Aldı verdi yapar, konuşup konuştururuz. Bir küser, bir barışır; istihza ederiz. Pimpiriklenir, huylanır, günlerce vesveseye boğuluruz. Pişman olur, ardına unutur ve yeniden günaha meylederiz.
Tüm bunlar, zihni arayüzde yaşanan alı al moru mor heyecanları, saçma sentetik hâl ve davranışlardır, kalbin üstünü tıpkı bir su buharı gibi sarıp, aynadaki hakikat yansımalarını örterek, bedensellikte katılaşmayı kolaylaştırır.
Kişi, bu sentetik hallerin, melankolik ve duygusal yaşamın içinde istiğfar ile uyanabilirse, kahve köpüğü kıvamındaki sahte duygu ve düşünceleri arıtarak, kalp aynasını biraz olsun temizleyecek güce erişebilir.

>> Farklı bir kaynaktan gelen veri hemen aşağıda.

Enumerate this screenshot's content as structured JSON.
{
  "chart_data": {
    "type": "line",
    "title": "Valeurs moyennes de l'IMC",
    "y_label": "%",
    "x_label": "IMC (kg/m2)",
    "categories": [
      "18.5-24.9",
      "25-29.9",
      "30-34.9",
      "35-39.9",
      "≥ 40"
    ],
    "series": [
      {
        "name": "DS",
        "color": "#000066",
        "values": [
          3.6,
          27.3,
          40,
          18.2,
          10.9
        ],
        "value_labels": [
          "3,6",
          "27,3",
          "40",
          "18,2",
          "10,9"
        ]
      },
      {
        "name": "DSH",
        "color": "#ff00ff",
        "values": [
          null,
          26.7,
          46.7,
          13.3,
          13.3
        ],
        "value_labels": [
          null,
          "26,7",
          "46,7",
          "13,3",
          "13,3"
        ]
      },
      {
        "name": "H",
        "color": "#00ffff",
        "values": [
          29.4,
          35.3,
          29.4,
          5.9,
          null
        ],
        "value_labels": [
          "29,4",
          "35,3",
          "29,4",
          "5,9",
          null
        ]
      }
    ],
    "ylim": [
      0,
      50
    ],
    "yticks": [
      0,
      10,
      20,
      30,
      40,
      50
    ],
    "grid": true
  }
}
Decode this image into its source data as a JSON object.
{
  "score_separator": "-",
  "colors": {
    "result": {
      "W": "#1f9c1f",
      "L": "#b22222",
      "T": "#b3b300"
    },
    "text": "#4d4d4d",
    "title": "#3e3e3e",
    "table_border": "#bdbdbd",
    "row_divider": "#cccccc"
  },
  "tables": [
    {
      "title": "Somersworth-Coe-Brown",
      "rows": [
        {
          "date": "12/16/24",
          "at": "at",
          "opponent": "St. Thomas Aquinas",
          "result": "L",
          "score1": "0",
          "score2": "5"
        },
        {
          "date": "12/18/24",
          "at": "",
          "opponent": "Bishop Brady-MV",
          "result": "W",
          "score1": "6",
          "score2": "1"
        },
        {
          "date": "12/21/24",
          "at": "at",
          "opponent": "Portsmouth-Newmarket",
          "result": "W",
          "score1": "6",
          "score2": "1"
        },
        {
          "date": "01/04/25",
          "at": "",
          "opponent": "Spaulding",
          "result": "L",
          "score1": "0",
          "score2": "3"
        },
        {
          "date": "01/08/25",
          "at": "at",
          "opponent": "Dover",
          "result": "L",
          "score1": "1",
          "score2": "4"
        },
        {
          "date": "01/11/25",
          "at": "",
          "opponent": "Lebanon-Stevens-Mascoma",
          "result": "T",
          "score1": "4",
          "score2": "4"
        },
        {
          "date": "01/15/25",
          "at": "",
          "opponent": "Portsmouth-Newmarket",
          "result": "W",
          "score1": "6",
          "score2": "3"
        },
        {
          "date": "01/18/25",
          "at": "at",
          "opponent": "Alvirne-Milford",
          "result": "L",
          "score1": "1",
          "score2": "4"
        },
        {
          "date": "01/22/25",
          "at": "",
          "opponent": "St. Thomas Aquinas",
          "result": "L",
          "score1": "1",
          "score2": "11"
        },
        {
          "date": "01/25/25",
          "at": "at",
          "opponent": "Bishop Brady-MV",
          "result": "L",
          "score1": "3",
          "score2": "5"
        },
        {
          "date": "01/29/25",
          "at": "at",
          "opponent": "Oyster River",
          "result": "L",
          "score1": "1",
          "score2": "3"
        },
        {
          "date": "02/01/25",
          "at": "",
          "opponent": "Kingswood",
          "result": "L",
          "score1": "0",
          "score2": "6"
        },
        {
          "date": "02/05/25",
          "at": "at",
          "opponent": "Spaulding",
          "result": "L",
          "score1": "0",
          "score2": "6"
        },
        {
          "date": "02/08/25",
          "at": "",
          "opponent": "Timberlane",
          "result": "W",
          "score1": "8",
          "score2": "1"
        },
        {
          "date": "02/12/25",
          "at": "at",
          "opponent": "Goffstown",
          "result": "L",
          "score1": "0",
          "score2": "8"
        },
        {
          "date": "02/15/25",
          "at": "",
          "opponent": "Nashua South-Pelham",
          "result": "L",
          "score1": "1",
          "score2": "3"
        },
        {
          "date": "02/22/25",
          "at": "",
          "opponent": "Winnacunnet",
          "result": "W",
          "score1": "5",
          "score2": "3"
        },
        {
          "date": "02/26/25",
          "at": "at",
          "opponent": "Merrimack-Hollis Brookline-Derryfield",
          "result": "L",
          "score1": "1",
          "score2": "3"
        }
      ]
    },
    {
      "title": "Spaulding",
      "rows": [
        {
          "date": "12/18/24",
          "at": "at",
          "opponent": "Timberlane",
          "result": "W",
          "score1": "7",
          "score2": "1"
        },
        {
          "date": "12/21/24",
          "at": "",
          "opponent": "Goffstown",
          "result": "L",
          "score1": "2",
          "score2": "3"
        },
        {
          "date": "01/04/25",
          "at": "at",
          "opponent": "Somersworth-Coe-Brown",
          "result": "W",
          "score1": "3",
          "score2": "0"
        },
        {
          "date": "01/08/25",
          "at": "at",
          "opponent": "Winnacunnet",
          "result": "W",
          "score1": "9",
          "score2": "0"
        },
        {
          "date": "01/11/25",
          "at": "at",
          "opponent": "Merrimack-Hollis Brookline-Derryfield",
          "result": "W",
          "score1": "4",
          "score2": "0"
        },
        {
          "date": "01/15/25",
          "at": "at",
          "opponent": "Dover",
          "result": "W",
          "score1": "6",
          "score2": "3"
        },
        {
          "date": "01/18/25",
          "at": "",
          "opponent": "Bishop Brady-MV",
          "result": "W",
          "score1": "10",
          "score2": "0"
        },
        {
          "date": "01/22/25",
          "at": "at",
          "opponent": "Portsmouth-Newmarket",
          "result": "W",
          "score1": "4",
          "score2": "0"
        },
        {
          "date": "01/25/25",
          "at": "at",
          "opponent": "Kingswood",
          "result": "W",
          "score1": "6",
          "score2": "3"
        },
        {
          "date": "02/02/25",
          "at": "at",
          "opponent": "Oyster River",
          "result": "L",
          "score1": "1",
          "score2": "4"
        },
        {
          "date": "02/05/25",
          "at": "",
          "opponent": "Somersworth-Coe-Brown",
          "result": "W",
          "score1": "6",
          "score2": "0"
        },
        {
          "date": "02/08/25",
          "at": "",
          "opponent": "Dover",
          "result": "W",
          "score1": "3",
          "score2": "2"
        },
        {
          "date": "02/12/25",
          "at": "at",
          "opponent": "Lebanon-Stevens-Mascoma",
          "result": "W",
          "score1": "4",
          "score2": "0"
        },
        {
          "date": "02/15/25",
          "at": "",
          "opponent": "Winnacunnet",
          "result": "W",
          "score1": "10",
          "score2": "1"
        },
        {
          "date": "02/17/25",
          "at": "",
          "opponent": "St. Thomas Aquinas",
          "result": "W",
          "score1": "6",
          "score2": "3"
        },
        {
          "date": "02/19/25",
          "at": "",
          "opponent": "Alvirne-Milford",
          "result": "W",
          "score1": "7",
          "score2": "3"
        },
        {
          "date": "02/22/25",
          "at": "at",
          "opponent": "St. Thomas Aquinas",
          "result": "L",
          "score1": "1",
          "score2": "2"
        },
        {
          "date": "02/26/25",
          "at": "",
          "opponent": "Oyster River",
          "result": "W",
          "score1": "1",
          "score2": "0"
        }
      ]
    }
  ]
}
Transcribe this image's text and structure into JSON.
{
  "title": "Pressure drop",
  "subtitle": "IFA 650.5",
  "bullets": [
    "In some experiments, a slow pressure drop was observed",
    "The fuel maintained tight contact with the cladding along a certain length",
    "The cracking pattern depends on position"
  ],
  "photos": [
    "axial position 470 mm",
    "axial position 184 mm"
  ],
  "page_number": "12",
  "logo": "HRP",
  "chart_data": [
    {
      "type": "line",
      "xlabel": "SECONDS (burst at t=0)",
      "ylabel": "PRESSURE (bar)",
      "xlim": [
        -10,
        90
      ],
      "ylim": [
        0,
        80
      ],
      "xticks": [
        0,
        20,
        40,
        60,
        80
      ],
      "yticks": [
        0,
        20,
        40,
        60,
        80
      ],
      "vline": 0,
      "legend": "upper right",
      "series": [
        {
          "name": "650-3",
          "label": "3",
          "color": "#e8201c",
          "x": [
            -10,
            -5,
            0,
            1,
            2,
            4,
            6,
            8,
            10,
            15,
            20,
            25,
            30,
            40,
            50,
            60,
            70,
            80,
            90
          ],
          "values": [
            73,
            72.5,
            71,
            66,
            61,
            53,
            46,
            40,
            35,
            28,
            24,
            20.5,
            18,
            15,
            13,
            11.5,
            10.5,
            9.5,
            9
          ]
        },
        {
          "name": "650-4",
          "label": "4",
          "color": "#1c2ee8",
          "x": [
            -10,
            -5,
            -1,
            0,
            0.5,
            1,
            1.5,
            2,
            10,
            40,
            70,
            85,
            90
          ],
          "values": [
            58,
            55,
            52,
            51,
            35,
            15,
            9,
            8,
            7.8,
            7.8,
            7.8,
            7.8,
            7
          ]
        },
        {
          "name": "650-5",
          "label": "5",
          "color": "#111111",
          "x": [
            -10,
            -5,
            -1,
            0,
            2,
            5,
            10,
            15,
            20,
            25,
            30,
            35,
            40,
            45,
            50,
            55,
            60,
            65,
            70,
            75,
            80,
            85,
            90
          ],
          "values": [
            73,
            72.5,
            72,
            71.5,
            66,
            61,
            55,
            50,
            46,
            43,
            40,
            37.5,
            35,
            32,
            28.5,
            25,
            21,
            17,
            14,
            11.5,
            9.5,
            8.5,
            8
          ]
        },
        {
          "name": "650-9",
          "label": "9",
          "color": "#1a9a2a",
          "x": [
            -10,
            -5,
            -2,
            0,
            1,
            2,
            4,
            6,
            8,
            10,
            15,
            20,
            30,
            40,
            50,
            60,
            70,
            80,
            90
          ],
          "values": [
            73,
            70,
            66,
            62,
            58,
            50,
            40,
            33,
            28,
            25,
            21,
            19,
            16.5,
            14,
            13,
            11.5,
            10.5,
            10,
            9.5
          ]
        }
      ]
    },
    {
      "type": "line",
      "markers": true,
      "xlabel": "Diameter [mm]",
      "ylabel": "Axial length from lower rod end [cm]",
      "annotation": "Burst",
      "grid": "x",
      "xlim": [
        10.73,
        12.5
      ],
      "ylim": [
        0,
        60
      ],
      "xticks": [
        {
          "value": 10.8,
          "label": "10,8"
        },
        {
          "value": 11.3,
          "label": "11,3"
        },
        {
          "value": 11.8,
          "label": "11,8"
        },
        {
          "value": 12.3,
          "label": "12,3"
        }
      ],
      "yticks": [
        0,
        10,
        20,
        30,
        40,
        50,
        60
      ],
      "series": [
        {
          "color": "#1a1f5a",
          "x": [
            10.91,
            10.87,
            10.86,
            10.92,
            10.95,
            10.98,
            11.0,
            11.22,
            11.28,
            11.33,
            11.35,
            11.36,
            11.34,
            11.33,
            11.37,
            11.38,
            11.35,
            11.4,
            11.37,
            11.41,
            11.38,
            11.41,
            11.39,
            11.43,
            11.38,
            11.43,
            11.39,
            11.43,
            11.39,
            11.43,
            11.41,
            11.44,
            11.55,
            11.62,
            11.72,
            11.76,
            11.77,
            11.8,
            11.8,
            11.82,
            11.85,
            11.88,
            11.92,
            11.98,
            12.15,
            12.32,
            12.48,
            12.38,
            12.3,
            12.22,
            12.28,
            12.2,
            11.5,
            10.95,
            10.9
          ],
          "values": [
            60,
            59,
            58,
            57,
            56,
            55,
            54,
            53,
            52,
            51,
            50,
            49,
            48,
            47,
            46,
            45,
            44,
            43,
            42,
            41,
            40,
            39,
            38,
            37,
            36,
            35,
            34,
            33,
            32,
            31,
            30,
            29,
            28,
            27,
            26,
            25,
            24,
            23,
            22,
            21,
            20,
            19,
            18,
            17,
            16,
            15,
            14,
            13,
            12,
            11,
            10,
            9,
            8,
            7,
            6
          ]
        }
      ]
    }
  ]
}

Kalp, temiz olursa aynaya düşen görüntüler, hakikate dair bir takım bilişler olarak ortaya çıkar.
Kalbin üstünde uçuşan duygu ve düşünceler bulut gibidir. Üflesen dağılır, itibar verirsen sahte bir kişilik oluşur. Kalbin üstündeki tortu ve mikrobu istiğfar ile temizlemek önceliğimiz olmalıdır.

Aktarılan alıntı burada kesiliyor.